J Heart Lung Transplant


Purpose: Pulmonary Hypertension (PH) is classified by hemodynamics and etiology. The majority of prognostic factors reported for PH are categorized by etiology. We aimed to study universal prognostic factors in PH irrespective of etiology and solely based on hemodynamics. Additionally, we compared outcomes of different hemodynamic groups. The 6th World Symposium on Pulmonary Hypertension proposed a mean pulmonary arterial pressure (mPAP) >20mmhg which has introduced a new group of patients.

Methods: We retrospectively reviewed 649 consecutive PH patients. PH was defined as any patient with mean pulmonary arterial pressure (mPAP) > 20mmHg. All patients with PH were further categorized into 4 groups based on invasive hemodynamics (Table 1). We used one-way ANOVA to compare groups, Pearson chi-square for categorical analysis, and t-test analysis to compare different hemodynamic parameters within each group.

Results: Out of 649 patients with PH, 137 patients were classified as PH1, 289 as PH2, 141 as PH3, and 76 as PH4. We found that mean right atrial pressure (mRAP), pulmonary artery systolic pressure (PASP), pulmonary artery diastolic pressure (PADP), pulmonary capillary wedge pressure (PCWP), mPAP (p < 0.01), and peripheral vascular resistance (PVR) (p<0.05) were universally predictive of increased risk of one-year mortality across all the hemodynamic groups.
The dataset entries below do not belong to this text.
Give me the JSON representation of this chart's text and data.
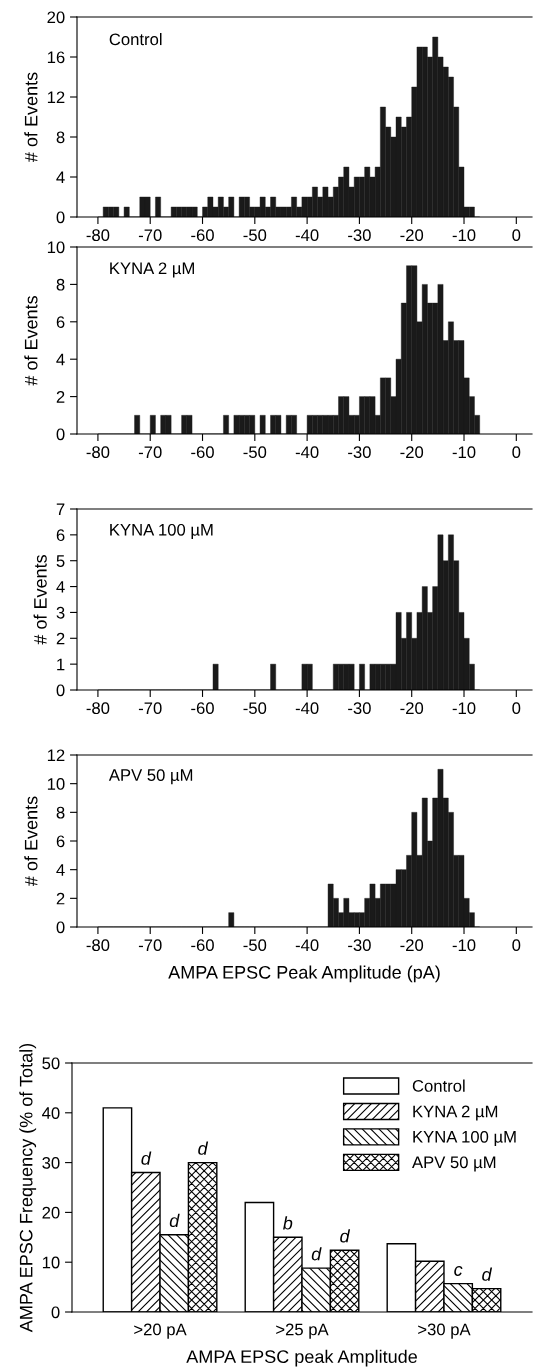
{
  "chart_data": [
    {
      "type": "histogram",
      "title": "Control",
      "ylabel": "# of Events",
      "color": "#1a1a1a",
      "bins": [
        -80,
        -79,
        -78,
        -77,
        -76,
        -75,
        -74,
        -73,
        -72,
        -71,
        -70,
        -69,
        -68,
        -67,
        -66,
        -65,
        -64,
        -63,
        -62,
        -61,
        -60,
        -59,
        -58,
        -57,
        -56,
        -55,
        -54,
        -53,
        -52,
        -51,
        -50,
        -49,
        -48,
        -47,
        -46,
        -45,
        -44,
        -43,
        -42,
        -41,
        -40,
        -39,
        -38,
        -37,
        -36,
        -35,
        -34,
        -33,
        -32,
        -31,
        -30,
        -29,
        -28,
        -27,
        -26,
        -25,
        -24,
        -23,
        -22,
        -21,
        -20,
        -19,
        -18,
        -17,
        -16,
        -15,
        -14,
        -13,
        -12,
        -11,
        -10,
        -9,
        -8,
        -7
      ],
      "values": [
        0,
        1,
        1,
        1,
        0,
        1,
        0,
        0,
        2,
        2,
        0,
        2,
        0,
        0,
        1,
        1,
        1,
        1,
        1,
        0,
        1,
        2,
        1,
        2,
        1,
        2,
        0,
        2,
        2,
        1,
        1,
        2,
        1,
        2,
        1,
        1,
        1,
        2,
        1,
        2,
        2,
        3,
        2,
        3,
        2,
        3,
        4,
        5,
        3,
        4,
        4,
        5,
        4,
        5,
        11,
        9,
        8,
        10,
        9,
        10,
        13,
        17,
        17,
        16,
        18,
        16,
        15,
        14,
        11,
        5,
        1,
        1,
        0
      ],
      "xlim": [
        -84,
        3
      ],
      "xticks": [
        -80,
        -70,
        -60,
        -50,
        -40,
        -30,
        -20,
        -10,
        0
      ],
      "ylim": [
        0,
        20
      ],
      "yticks": [
        0,
        4,
        8,
        12,
        16,
        20
      ]
    },
    {
      "type": "histogram",
      "title": "KYNA 2 µM",
      "ylabel": "# of Events",
      "color": "#1a1a1a",
      "bins": [
        -80,
        -79,
        -78,
        -77,
        -76,
        -75,
        -74,
        -73,
        -72,
        -71,
        -70,
        -69,
        -68,
        -67,
        -66,
        -65,
        -64,
        -63,
        -62,
        -61,
        -60,
        -59,
        -58,
        -57,
        -56,
        -55,
        -54,
        -53,
        -52,
        -51,
        -50,
        -49,
        -48,
        -47,
        -46,
        -45,
        -44,
        -43,
        -42,
        -41,
        -40,
        -39,
        -38,
        -37,
        -36,
        -35,
        -34,
        -33,
        -32,
        -31,
        -30,
        -29,
        -28,
        -27,
        -26,
        -25,
        -24,
        -23,
        -22,
        -21,
        -20,
        -19,
        -18,
        -17,
        -16,
        -15,
        -14,
        -13,
        -12,
        -11,
        -10,
        -9,
        -8,
        -7
      ],
      "values": [
        0,
        0,
        0,
        0,
        0,
        0,
        0,
        1,
        0,
        0,
        1,
        0,
        1,
        1,
        0,
        0,
        1,
        1,
        0,
        0,
        0,
        0,
        0,
        0,
        1,
        0,
        1,
        1,
        1,
        1,
        0,
        1,
        0,
        1,
        1,
        0,
        1,
        1,
        0,
        0,
        1,
        1,
        1,
        1,
        1,
        1,
        2,
        2,
        1,
        1,
        2,
        2,
        2,
        1,
        3,
        3,
        2,
        4,
        7,
        9,
        9,
        6,
        8,
        7,
        7,
        8,
        5,
        6,
        5,
        5,
        3,
        2,
        1
      ],
      "xlim": [
        -84,
        3
      ],
      "xticks": [
        -80,
        -70,
        -60,
        -50,
        -40,
        -30,
        -20,
        -10,
        0
      ],
      "ylim": [
        0,
        10
      ],
      "yticks": [
        0,
        2,
        4,
        6,
        8,
        10
      ]
    },
    {
      "type": "histogram",
      "title": "KYNA 100 µM",
      "ylabel": "# of Events",
      "color": "#1a1a1a",
      "bins": [
        -80,
        -79,
        -78,
        -77,
        -76,
        -75,
        -74,
        -73,
        -72,
        -71,
        -70,
        -69,
        -68,
        -67,
        -66,
        -65,
        -64,
        -63,
        -62,
        -61,
        -60,
        -59,
        -58,
        -57,
        -56,
        -55,
        -54,
        -53,
        -52,
        -51,
        -50,
        -49,
        -48,
        -47,
        -46,
        -45,
        -44,
        -43,
        -42,
        -41,
        -40,
        -39,
        -38,
        -37,
        -36,
        -35,
        -34,
        -33,
        -32,
        -31,
        -30,
        -29,
        -28,
        -27,
        -26,
        -25,
        -24,
        -23,
        -22,
        -21,
        -20,
        -19,
        -18,
        -17,
        -16,
        -15,
        -14,
        -13,
        -12,
        -11,
        -10,
        -9,
        -8,
        -7
      ],
      "values": [
        0,
        0,
        0,
        0,
        0,
        0,
        0,
        0,
        0,
        0,
        0,
        0,
        0,
        0,
        0,
        0,
        0,
        0,
        0,
        0,
        0,
        0,
        1,
        0,
        0,
        0,
        0,
        0,
        0,
        0,
        0,
        0,
        0,
        1,
        0,
        0,
        0,
        0,
        0,
        1,
        1,
        0,
        0,
        0,
        0,
        1,
        1,
        1,
        1,
        0,
        1,
        0,
        1,
        1,
        1,
        1,
        1,
        3,
        2,
        3,
        2,
        3,
        4,
        3,
        4,
        6,
        5,
        6,
        5,
        3,
        2,
        1,
        0
      ],
      "xlim": [
        -84,
        3
      ],
      "xticks": [
        -80,
        -70,
        -60,
        -50,
        -40,
        -30,
        -20,
        -10,
        0
      ],
      "ylim": [
        0,
        7
      ],
      "yticks": [
        0,
        1,
        2,
        3,
        4,
        5,
        6,
        7
      ]
    },
    {
      "type": "histogram",
      "title": "APV 50 µM",
      "ylabel": "# of Events",
      "xlabel": "AMPA EPSC Peak Amplitude (pA)",
      "color": "#1a1a1a",
      "bins": [
        -80,
        -79,
        -78,
        -77,
        -76,
        -75,
        -74,
        -73,
        -72,
        -71,
        -70,
        -69,
        -68,
        -67,
        -66,
        -65,
        -64,
        -63,
        -62,
        -61,
        -60,
        -59,
        -58,
        -57,
        -56,
        -55,
        -54,
        -53,
        -52,
        -51,
        -50,
        -49,
        -48,
        -47,
        -46,
        -45,
        -44,
        -43,
        -42,
        -41,
        -40,
        -39,
        -38,
        -37,
        -36,
        -35,
        -34,
        -33,
        -32,
        -31,
        -30,
        -29,
        -28,
        -27,
        -26,
        -25,
        -24,
        -23,
        -22,
        -21,
        -20,
        -19,
        -18,
        -17,
        -16,
        -15,
        -14,
        -13,
        -12,
        -11,
        -10,
        -9,
        -8,
        -7
      ],
      "values": [
        0,
        0,
        0,
        0,
        0,
        0,
        0,
        0,
        0,
        0,
        0,
        0,
        0,
        0,
        0,
        0,
        0,
        0,
        0,
        0,
        0,
        0,
        0,
        0,
        0,
        1,
        0,
        0,
        0,
        0,
        0,
        0,
        0,
        0,
        0,
        0,
        0,
        0,
        0,
        0,
        0,
        0,
        0,
        0,
        3,
        2,
        1,
        2,
        1,
        1,
        1,
        2,
        3,
        2,
        3,
        3,
        3,
        4,
        4,
        5,
        8,
        5,
        9,
        6,
        9,
        11,
        9,
        8,
        5,
        5,
        2,
        1,
        0
      ],
      "xlim": [
        -84,
        3
      ],
      "xticks": [
        -80,
        -70,
        -60,
        -50,
        -40,
        -30,
        -20,
        -10,
        0
      ],
      "ylim": [
        0,
        12
      ],
      "yticks": [
        0,
        2,
        4,
        6,
        8,
        10,
        12
      ]
    },
    {
      "type": "bar",
      "ylabel": "AMPA EPSC Frequency (% of Total)",
      "xlabel": "AMPA EPSC peak Amplitude",
      "categories": [
        ">20 pA",
        ">25 pA",
        ">30 pA"
      ],
      "ylim": [
        0,
        50
      ],
      "yticks": [
        0,
        10,
        20,
        30,
        40,
        50
      ],
      "legend": "top right",
      "series": [
        {
          "name": "Control",
          "color": "#ffffff",
          "values": [
            41,
            22,
            13.7
          ]
        },
        {
          "name": "KYNA 2 µM",
          "color": "#000000",
          "values": [
            28,
            15,
            10.2
          ],
          "value_labels": [
            "d",
            "b",
            null
          ]
        },
        {
          "name": "KYNA 100 µM",
          "color": "#000000",
          "values": [
            15.5,
            8.8,
            5.7
          ],
          "value_labels": [
            "d",
            "d",
            "c"
          ]
        },
        {
          "name": "APV 50 µM",
          "color": "#000000",
          "values": [
            30,
            12.4,
            4.7
          ],
          "value_labels": [
            "d",
            "d",
            "d"
          ]
        }
      ]
    }
  ]
}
In our cohort of patients, pulmonary artery pulsatility index (PAPI) was not found to be predictive of one-year mortality (p = 0.52). Lastly, we found that combined death and cardiovascular outcomes at one year were worse for PH3 compared to PH1 and PH4 (p < 0.01).

Conclusion: Our study found that postcapillary pulmonary hypertension is the most prevalent type in our unselected sample of consecutive patients meeting the criteria for PH. Elevated mRAP, PASP, PADP, PCWP, mPAP, and PVR were associated with an increased risk of one-year mortality in the whole cohort. Combined PH had the highest one-year mortality.